When AI reasoning goes wrong: Microsoft Research shows more tokens can mean more problems

0 5 minutes read

When AI reasoning goes wrong Microsoft Research shows more tokens.jpg

Join daily and weekly newsletters to obtain the latest updates and exclusive content to cover the leading artificial intelligence in the industry. Learn more

LLMS models are increasingly capable of complex thinking by “limiting the time of reasoning”, a group of technologies that allocate more arithmetic resources during reasoning to create answers. However, a new study of Microsoft Research reveals that these scaling methods are not universal. Performance reinforcements vary greatly through different models, tasks and complications.

The basic conclusion is that just throwing more account in a problem during reasoning does not guarantee better or more efficient results. The results can help in better understanding institutions to volatility and reliability of the model because they look forward to integrating advanced thinking in artificial intelligence applications in their applications.

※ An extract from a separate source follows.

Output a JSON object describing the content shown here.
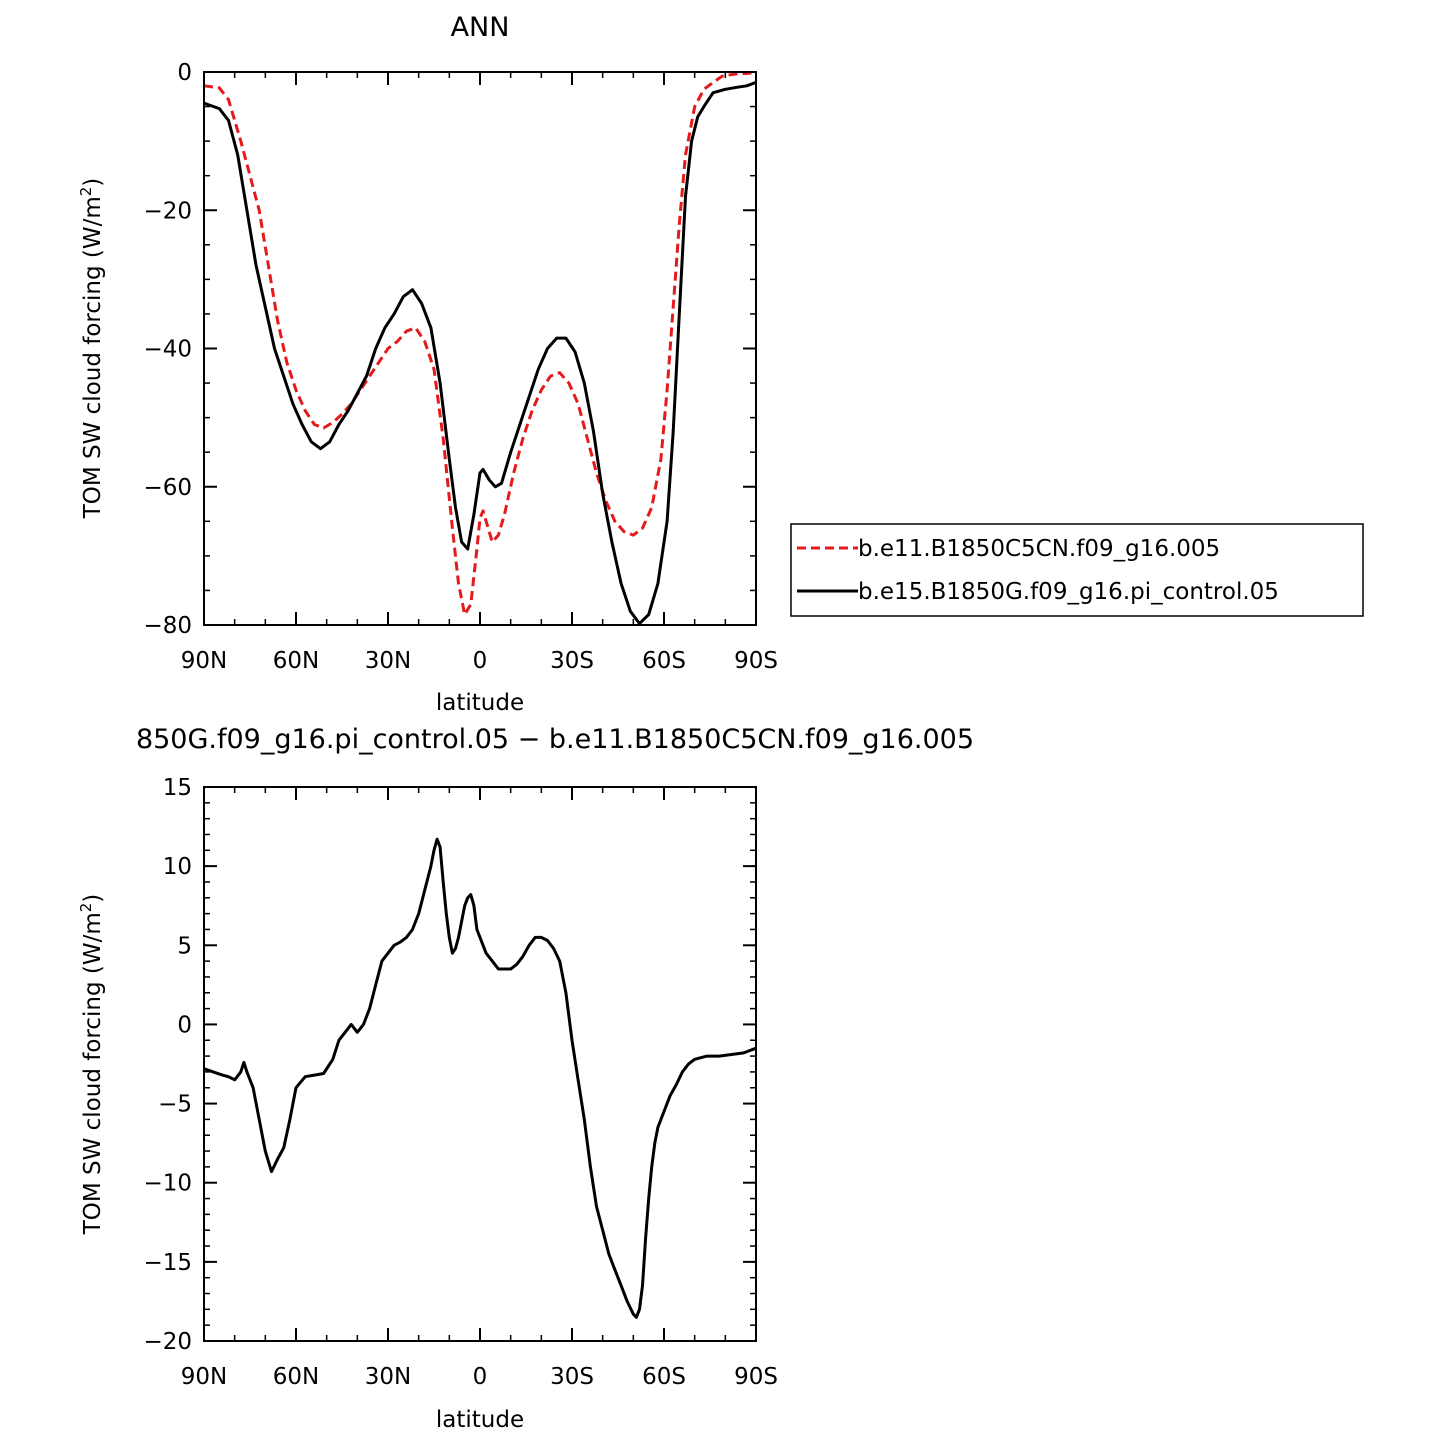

Setting scaling methods on the test

The Microsoft Research team conducted a wide experimental analysis across nine modern institution models. This included both “traditional” models such as GPT-4O, Claude 3.5 Sonnet, Gemini 2.0 Pro and Llama 3.1 405b, as well as models that were specifically seized to enhance thinking by scaling at a reasoning time. This included Openai’s O1 and O3-MINI, Claude 3.7 Sonnet, and Deepseek R1.

They evaluated these models using three outstanding approaches for a distinct conclusion:

Standard Idea series: The main method where the model is required to answer step by step.
Parallel scaling: The model generates multiple independent answers to the same question and uses a complex (such as the majority vote or the best better answer) to reach a final result.
Serial expansion: The model generates a frequency of an answer and uses reactions from the critic (it is likely to be the same model) to improve the answer in subsequent attempts.

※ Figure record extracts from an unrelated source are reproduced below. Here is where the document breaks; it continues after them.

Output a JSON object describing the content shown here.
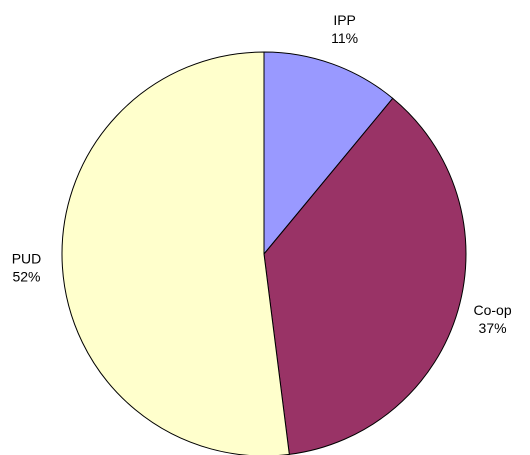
{
  "chart_data": {
    "type": "pie",
    "categories": [
      "IPP",
      "Co-op",
      "PUD"
    ],
    "values": [
      11,
      37,
      52
    ],
    "value_labels": [
      "11%",
      "37%",
      "52%"
    ],
    "colors": [
      "#9999ff",
      "#993366",
      "#ffffcc"
    ]
  }
}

These methods have been tested on eight difficult data sets challenge covering a wide range of tasks that benefit from problem-step solution: thinking about mathematics and continuity (AIME, OMNI-Math, GPQA), calendar layout, NP-Hard Besinches (3Sat, TSP), Navingng (MAZE) (Maze).

Many criteria included problems with varying difficulty, which allows more accurate understanding of how to behave with problems with problems.

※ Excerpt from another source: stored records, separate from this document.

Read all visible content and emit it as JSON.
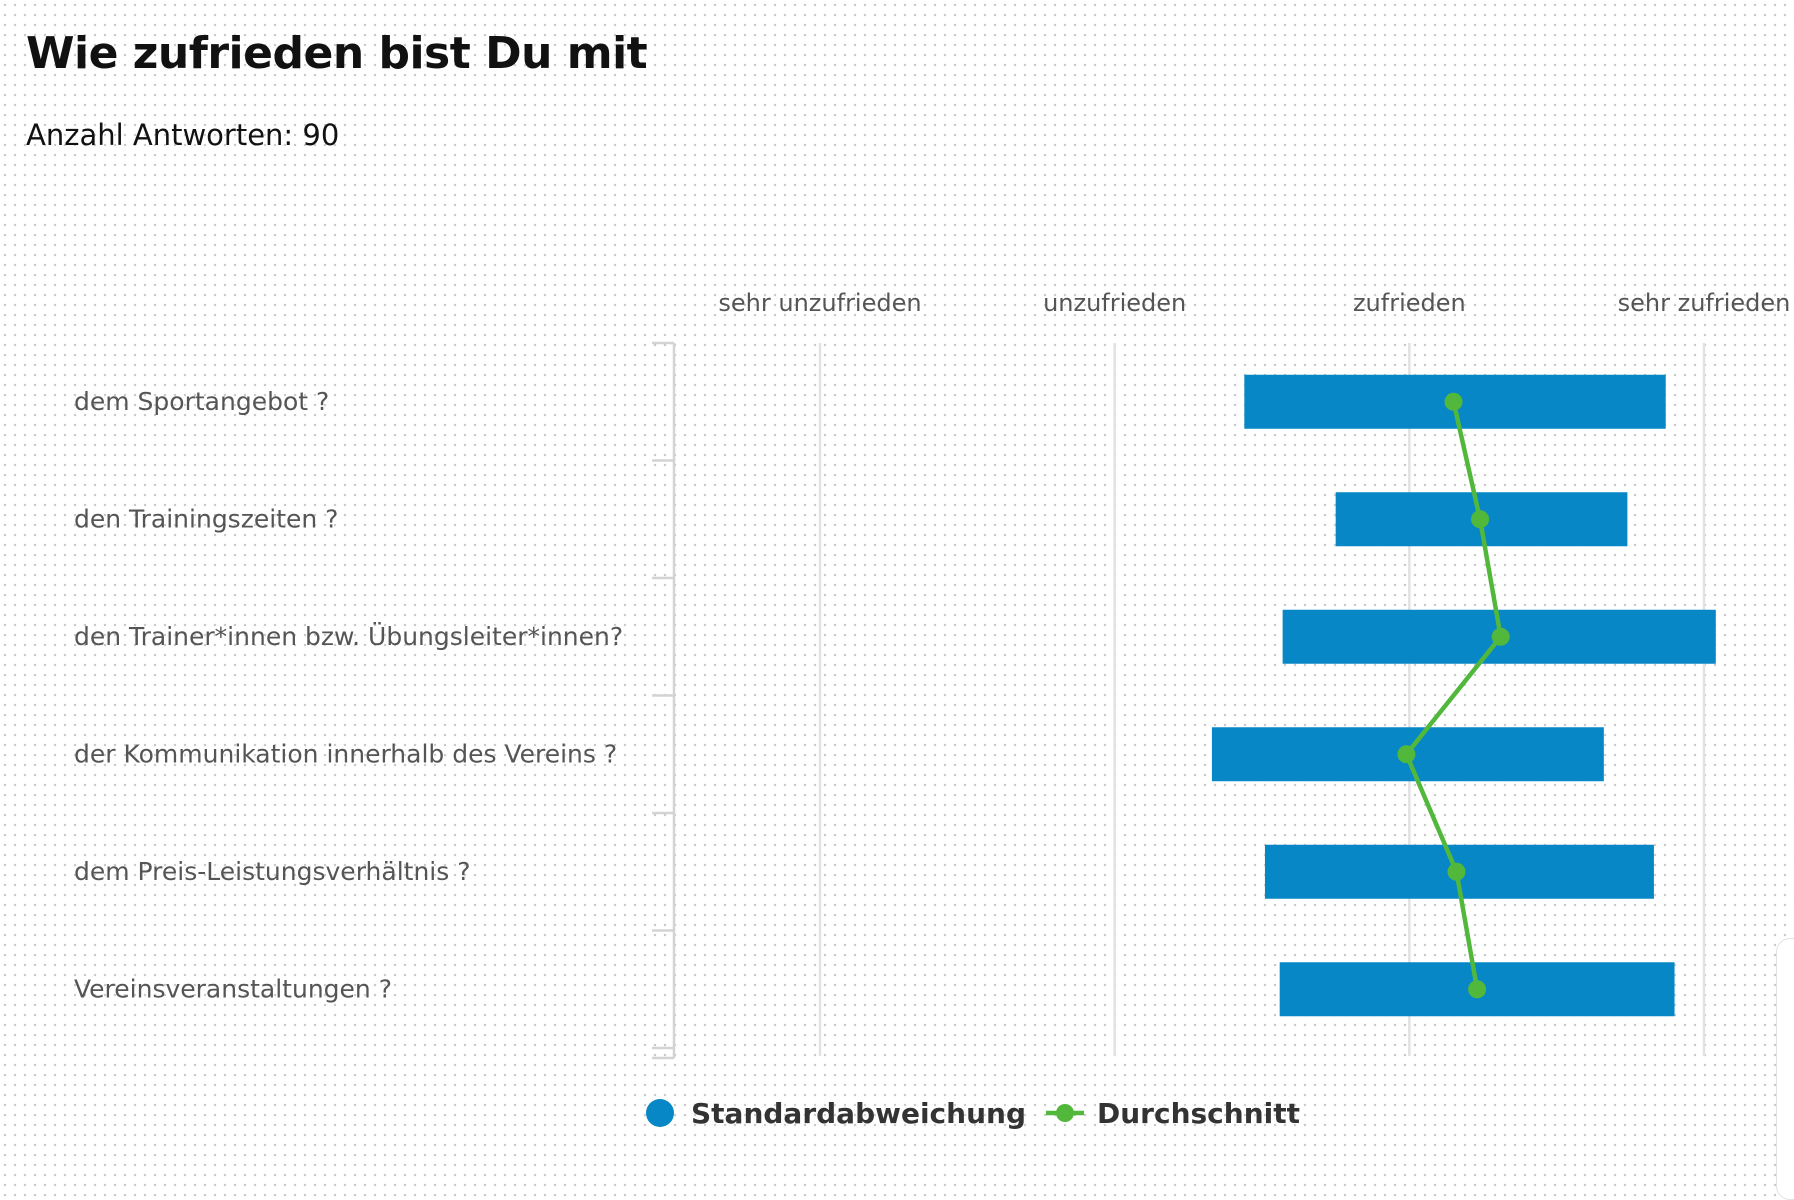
{
  "header": {
    "title": "Wie zufrieden bist Du mit",
    "subtitle": "Anzahl Antworten: 90"
  },
  "colors": {
    "bar": "#0787c5",
    "line": "#52b83c",
    "grid": "#e2e2e2",
    "axis": "#d3d3d3",
    "label": "#555555",
    "legend_text": "#333333"
  },
  "chart_data": {
    "type": "bar",
    "orientation": "horizontal",
    "x_ticks": [
      {
        "value": 1,
        "label": "sehr unzufrieden"
      },
      {
        "value": 2,
        "label": "unzufrieden"
      },
      {
        "value": 3,
        "label": "zufrieden"
      },
      {
        "value": 4,
        "label": "sehr zufrieden"
      }
    ],
    "xlim": [
      0.5,
      4.3
    ],
    "x_axis_position": "top",
    "grid": true,
    "categories": [
      "dem Sportangebot ?",
      "den Trainingszeiten ?",
      "den Trainer*innen bzw. Übungsleiter*innen?",
      "der Kommunikation innerhalb des Vereins ?",
      "dem Preis-Leistungsverhältnis ?",
      "Vereinsveranstaltungen ?"
    ],
    "series": [
      {
        "name": "Standardabweichung",
        "type": "range-bar",
        "ranges": [
          [
            2.44,
            3.87
          ],
          [
            2.75,
            3.74
          ],
          [
            2.57,
            4.04
          ],
          [
            2.33,
            3.66
          ],
          [
            2.51,
            3.83
          ],
          [
            2.56,
            3.9
          ]
        ]
      },
      {
        "name": "Durchschnitt",
        "type": "line",
        "values": [
          3.15,
          3.24,
          3.31,
          2.99,
          3.16,
          3.23
        ]
      }
    ],
    "legend": {
      "position": "bottom-center",
      "items": [
        {
          "label": "Standardabweichung",
          "marker": "circle"
        },
        {
          "label": "Durchschnitt",
          "marker": "line-dot"
        }
      ]
    }
  }
}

“The availability of difficulty signs for OMNI-Math, TSP, 3Sat and Ba-Calendar enables us to analyze the accuracy of use and distinctive symbol with difficulty in limiting the time of reasoning, which is still an unstable perspective,” the researchers wrote in the paper that explains their results.

The researchers evaluated the Barito LLM border by analyzing both accuracy and mathematical cost (i.e. the number of symbols created). This helps to determine how the models are efficiently achieving their results.

Braretto scaling time — *Destruction Time Parito Borders: ARXIV: ARXIV*

They also provided the “traditional gap to the gap”, which compares the best possible performance of the traditional model (using a better choice of “the ideal n) for the average performance of the thinking model, which appreciates the potential gains that can be achieved through better training or verification techniques.

More account is not always the answer

The study presented many decisive ideas that challenge common assumptions about limiting the time of reasoning:

Benefits vary greatly: Although the models that were seized for thinking generally outperform the traditional models in these tasks, the degree of improvement varies greatly depending on the field and the specified task. The gains often diminish with increased complexity of the problem. For example, performance improvements in mathematics problems have not always been translated evenly into scientific thinking tasks or planning.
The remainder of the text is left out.